I tried again and this time with a little more success. Success, that is until I reached the rollers. I learned how to attack the rollers in my normal lower cadence approach. Now with this different method I found myself once again getting separated and fighting to get back to the group after making it through the rollers and onto the “finishing stretch.”

Twice on this first part of the race I had sustained periods of efforts over 500 watts. Worse, I was mentally starting to fight the “here we go again” attitude. Still, here I was with the group and the climb was next. This could be the place where my new approach would pay off.

At first things seemed to be going okay. I didn’t start on the front, but close enough that I figured I would be able to set my own pace. So, I aimed to keep my wattage at or just under 400 watts. This is about 50 watts less than I typically put out to stay with the front in these races.

I also noticed I had an aero power up. My thought was that I could allow a slight gap at the top and then use the power up to give me a slight advantage in a chase. Saving my average watts up the climb might leave more in the bank even if I had to do a short effort to get back on.

Experience should have told me this was not going to work. Here is the fact: if you are gapped by 4 seconds when you reach the top of the climb and the riders ahead are in a compact group, you are toast — or you are one strong rider! My plan fell apart right there.

I launched my power up right before I crested the KOM line. I shifted down to put in a dig. The 4 second gap coming up to the line suddenly was 12 seconds before I new it. It hung there taunting me for a bit and then started ticking up.

My plans of putting in a chasing effort fell apart. I just settled in trying to hold the gap. When it reached 20+ seconds, things did hold for awhile. I even noticed a couple of times that I gained a second or two. However, by the time we crossed the start finish banner, the gap was over 30 seconds.

I was done. Of course, I still had hopes that I would stay ahead of the riders behind and maybe I could get past some riders who might fall off ahead. I pushed along looking for drafting help. However, most riders I came upon were not riding at high enough speed to help me without causing me to lose more time.

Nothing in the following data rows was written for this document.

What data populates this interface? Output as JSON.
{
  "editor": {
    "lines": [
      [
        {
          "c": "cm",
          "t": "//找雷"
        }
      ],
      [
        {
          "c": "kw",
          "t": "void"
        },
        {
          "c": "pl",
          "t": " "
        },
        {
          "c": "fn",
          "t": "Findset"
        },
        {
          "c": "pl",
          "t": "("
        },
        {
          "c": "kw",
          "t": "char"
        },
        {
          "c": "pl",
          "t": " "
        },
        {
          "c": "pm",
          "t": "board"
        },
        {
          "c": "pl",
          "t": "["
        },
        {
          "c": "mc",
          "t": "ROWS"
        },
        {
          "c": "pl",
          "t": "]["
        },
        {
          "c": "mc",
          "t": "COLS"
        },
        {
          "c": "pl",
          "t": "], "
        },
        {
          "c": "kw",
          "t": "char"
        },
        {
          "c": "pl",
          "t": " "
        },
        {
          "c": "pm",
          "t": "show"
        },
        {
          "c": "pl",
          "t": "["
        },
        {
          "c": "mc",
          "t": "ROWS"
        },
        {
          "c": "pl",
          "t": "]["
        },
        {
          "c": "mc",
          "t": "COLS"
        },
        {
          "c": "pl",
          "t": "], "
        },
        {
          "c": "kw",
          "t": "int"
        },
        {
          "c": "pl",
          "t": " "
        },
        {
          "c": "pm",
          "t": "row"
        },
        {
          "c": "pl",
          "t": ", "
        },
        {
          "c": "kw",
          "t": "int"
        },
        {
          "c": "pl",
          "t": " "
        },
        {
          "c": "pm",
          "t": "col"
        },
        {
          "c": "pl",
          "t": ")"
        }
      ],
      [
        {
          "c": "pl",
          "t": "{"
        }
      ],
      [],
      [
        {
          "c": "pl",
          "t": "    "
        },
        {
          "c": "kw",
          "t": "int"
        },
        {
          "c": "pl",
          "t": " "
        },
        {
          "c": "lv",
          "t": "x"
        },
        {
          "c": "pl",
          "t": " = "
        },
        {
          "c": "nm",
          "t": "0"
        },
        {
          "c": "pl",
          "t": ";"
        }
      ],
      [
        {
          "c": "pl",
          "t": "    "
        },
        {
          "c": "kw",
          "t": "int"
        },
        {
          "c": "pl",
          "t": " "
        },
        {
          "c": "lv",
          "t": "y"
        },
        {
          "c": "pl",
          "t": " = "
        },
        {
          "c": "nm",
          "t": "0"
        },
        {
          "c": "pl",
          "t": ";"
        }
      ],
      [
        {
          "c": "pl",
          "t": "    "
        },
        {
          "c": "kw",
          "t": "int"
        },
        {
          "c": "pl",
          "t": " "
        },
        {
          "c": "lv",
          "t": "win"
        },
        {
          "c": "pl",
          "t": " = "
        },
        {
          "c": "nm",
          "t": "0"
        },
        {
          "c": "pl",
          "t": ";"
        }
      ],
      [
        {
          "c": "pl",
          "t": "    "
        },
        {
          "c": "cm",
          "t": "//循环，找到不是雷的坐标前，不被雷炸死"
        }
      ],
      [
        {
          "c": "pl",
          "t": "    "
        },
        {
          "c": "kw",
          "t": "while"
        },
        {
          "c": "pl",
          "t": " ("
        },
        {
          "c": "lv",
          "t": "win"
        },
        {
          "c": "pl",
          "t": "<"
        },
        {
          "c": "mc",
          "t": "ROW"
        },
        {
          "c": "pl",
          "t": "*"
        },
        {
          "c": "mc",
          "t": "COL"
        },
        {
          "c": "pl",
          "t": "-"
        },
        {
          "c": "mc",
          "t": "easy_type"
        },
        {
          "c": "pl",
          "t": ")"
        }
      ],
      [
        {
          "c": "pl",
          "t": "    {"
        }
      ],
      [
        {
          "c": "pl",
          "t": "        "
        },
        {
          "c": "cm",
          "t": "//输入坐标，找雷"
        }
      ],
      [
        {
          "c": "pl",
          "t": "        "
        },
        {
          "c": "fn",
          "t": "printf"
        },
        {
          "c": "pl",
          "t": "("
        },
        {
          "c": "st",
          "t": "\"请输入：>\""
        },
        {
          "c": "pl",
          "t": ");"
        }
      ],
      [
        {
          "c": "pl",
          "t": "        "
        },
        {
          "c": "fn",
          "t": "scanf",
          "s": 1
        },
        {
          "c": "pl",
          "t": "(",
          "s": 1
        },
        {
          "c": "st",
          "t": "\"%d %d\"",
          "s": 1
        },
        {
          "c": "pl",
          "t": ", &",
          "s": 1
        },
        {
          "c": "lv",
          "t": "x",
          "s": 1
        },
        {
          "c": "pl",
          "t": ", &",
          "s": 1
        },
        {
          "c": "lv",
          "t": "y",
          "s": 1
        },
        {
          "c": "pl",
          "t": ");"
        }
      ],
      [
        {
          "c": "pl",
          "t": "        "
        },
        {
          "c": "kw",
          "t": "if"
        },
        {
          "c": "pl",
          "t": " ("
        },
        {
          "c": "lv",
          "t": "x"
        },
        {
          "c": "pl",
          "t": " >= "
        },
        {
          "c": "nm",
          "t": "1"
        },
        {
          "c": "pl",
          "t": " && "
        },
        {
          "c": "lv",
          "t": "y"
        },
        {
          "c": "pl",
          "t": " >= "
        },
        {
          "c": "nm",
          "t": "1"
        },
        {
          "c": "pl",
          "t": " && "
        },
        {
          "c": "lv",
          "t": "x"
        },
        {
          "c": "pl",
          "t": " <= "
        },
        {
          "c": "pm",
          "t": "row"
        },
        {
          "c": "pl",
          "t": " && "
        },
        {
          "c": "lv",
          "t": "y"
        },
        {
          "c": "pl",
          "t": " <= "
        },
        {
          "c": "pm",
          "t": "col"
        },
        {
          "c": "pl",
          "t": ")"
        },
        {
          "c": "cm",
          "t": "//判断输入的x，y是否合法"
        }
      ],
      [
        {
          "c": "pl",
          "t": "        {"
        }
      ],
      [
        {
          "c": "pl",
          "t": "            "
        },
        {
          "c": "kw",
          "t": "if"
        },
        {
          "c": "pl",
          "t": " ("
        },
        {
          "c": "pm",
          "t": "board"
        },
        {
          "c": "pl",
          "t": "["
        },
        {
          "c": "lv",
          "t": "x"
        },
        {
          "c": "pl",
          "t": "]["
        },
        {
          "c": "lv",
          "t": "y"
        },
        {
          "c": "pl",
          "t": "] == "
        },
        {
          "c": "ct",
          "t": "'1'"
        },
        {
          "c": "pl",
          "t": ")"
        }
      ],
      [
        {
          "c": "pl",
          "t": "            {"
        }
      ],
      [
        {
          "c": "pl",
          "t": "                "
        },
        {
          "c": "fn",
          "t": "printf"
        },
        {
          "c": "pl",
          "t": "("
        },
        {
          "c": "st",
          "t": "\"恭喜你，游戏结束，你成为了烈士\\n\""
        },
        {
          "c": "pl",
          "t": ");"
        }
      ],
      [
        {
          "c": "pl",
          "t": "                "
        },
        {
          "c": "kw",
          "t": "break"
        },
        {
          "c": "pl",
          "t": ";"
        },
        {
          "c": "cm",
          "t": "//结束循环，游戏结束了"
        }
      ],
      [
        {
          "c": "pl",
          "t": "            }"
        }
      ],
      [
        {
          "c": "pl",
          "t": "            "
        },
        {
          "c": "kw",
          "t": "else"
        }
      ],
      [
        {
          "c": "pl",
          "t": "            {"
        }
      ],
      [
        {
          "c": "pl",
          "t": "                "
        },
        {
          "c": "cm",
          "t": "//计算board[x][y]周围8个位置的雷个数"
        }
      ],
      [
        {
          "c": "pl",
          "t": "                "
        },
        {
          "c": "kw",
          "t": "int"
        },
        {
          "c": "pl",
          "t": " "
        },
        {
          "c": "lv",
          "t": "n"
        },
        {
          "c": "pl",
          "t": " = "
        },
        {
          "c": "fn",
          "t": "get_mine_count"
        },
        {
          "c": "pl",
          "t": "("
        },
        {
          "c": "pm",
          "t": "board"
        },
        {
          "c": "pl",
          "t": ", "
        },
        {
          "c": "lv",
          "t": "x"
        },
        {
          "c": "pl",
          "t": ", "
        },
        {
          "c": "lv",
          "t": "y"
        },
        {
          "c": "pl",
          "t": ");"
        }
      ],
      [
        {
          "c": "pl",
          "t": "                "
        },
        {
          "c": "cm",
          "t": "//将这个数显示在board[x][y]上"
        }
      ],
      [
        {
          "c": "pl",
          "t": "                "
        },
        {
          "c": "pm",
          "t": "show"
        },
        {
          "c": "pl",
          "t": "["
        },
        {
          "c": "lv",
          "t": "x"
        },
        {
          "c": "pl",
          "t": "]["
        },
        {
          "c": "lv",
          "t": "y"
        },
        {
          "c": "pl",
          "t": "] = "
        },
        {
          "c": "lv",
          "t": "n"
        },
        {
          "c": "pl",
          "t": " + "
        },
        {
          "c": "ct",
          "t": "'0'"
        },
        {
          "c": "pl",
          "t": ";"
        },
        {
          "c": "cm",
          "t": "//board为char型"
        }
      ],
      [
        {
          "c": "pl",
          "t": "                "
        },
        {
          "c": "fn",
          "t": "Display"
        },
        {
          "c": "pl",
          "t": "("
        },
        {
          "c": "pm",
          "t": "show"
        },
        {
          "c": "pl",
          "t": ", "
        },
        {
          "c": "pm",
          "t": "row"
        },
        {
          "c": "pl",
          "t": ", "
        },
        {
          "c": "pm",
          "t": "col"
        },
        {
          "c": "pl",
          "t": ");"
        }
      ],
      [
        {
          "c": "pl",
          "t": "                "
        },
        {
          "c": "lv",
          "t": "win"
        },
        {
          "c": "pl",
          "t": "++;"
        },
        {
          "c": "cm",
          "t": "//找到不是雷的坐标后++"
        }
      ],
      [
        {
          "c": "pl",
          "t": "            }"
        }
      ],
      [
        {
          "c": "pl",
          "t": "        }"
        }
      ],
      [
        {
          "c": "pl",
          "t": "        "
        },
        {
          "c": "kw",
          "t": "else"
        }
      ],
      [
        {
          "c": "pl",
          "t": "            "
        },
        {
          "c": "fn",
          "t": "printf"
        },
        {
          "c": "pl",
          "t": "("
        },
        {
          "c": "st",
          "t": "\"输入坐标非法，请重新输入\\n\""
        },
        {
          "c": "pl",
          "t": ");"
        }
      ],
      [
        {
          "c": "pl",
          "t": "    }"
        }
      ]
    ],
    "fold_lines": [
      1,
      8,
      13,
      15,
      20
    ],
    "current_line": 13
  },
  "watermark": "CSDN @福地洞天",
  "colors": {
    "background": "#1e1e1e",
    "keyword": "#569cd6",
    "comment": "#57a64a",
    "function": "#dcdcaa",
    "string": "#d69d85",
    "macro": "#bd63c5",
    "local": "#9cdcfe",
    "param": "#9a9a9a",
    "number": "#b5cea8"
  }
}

Finally, with the gap ahead over one minute, I decided to just finish out the fourth lap and call it a night. It wasn’t fun anymore and I had no real objective to accomplish. No need to rub in the disappointment by slogging through that last lap.

It was one of those “why do I do this” kind of moments. I mean, I’m not a guy in the running for winning these things, but, come on, that was just awful! There were C group riders who finished in front of me.

Of course, you know, I will have to try again.